Do you want to leave him like that? He's human, after all; you should know we can't."
"Yes."
Red's gaze was icy. "If you want it, go ahead," he simply said, knowing full well I couldn't leave my friend. He made the decision for both of us. Experience had told me that other people sometimes know better what's best for us; you just have to trust them. I did. We passed another disco, and luckily none of our friends noticed us, and those who did were so drunk they would have believed Britney Spears could sing.
We traced the house numbers until we finally reached the right one. At that moment, the stairs began, very winding, steep, and shrouded in darkness, leading to a destination we didn't know. Further attempts to ask questions were fruitless, and we lacked the time and patience.
The building we were in dated back to the days of the Warsaw-Vienna railway, and I was furious that people still lived there.
"You have a house the size of this tenement building, and you can't find a place for yourself in it," I thought to myself, feeling sorry for myself.
It was well after 10 p.m. when Rudy desperately knocked on the door. We were lucky, our friend answered. She caught on instantly.
"Mr. Henio, is it nice, isn't it?" "
Does this happen to him often?" I asked.
"No, not really. He lives right at the top, on the right.
" Fortunately, the weather had cleared up a bit. A faint gleam of light filtered through the small, dirty windows, allowing us to reach the very top, the attic. Around us were several doors, and a sink stood, probably the only bathroom. The one on the right was locked.
"Do you have a key?" Piotrek asked
. "We might as well ask that wall. Even if he did, he might have lost it along the way."
"Damn, it's dangerous to leave him here. He doesn't know what's going on. If I try to climb down that ladder, I'll kill myself."
"I know," I replied, feeling irritation and anger rising.
When you don't know what to do, it's good to trust your intuition. I did just that recently when two tracksuit guys approached us at Retkinia and asked if we were from here. Before we could answer, Dawid received a powerful punch that sent his head bouncing off the door he was opening. Then he came at me, twice as wide and had the advantage, as he was the one attacking. He struck terribly slowly, casually, with his hand open. "She hits like a woman," I thought, before the force of the punch, which I blocked, sent me flying back two meters. When I got up, the two of them were kicking Krzysiek, Dawid still hadn't recovered. I was a bit drunk, coming back from a party, but my intuition told me it wasn't good for two tracksuit guys to beat up my friend. I walked over and told them to piss off. The result exceeded my expectations. Instead of kicking him further, they considered me a threat and moved towards me. Krzysiek was so stunned he didn't even see me. When he saw they'd stopped kicking him, he immediately started running. I tried to convince them it was pointless, that I didn't really have anything against them, that they were fine
. They didn't believe me. They were two fucking cowards, insecure, trying to feel better the only way they'd learned on the street. When I saw them still walking towards me and my friends were safe, I started running. I had to check if the guys were okay.
"What are we going to do with him?"
"Wait a minute."
I started opening the doors one by one, until finally one of them gave way. I entered the hallway, which turned out to be the entire apartment, a modest bachelor's kitchen and bedroom. I felt like a burglar. No one was on the bed. I breathed a sigh of relief. "

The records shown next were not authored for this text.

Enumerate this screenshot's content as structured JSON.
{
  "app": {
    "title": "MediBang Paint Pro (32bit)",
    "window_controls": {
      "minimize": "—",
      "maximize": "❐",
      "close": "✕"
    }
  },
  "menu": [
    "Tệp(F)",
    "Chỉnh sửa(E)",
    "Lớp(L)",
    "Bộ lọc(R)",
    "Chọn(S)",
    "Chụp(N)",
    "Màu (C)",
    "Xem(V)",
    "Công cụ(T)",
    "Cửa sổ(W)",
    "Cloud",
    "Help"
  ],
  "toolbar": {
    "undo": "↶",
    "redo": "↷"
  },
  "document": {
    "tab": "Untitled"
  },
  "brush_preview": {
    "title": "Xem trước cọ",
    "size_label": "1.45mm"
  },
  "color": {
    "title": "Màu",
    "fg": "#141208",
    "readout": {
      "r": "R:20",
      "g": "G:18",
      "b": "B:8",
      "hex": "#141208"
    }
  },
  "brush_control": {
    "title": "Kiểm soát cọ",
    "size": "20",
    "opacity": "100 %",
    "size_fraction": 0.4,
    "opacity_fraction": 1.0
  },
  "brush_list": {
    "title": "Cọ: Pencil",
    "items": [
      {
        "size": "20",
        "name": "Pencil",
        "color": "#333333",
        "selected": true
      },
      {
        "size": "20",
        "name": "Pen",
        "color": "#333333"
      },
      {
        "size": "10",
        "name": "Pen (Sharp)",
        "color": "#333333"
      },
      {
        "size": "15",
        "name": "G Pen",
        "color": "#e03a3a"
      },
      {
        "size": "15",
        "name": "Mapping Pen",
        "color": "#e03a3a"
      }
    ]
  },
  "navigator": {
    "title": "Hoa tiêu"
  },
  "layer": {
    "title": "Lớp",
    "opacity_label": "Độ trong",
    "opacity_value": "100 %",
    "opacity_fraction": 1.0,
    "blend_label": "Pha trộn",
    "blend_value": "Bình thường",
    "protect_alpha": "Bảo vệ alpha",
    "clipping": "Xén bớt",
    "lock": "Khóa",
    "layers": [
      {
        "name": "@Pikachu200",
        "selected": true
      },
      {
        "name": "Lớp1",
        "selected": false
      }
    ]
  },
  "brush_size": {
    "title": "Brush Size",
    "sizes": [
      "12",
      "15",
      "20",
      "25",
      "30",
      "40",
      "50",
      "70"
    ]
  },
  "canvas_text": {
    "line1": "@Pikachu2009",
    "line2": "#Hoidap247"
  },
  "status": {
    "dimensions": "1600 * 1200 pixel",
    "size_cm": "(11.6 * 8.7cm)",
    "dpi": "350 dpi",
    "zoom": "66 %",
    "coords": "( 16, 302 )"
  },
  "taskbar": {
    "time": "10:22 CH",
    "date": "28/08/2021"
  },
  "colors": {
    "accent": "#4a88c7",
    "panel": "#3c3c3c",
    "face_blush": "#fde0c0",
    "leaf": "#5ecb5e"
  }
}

Are you sure this is his apartment?"
"I don't care, it's not our problem anymore."
We left him there with a clear conscience. For a moment, I considered barricading the door so he couldn't get out, but I decided against it. I wanted to get home as quickly as possible. I hoped he'd fall asleep quickly, because so far, he'd been bumping into things and screaming. We left the house, only to disappear into silence a moment later.
I couldn't fall asleep for a long time, thinking that at that very moment, in that old, crumbling ruin, a man was sleeping, and tomorrow, consciousness would strike him with all its cruelty. A man who, with hands numb from the cold and with quick, nervous movements, would try to warm his cold world with the little warmth contained in the bag, as old as himself.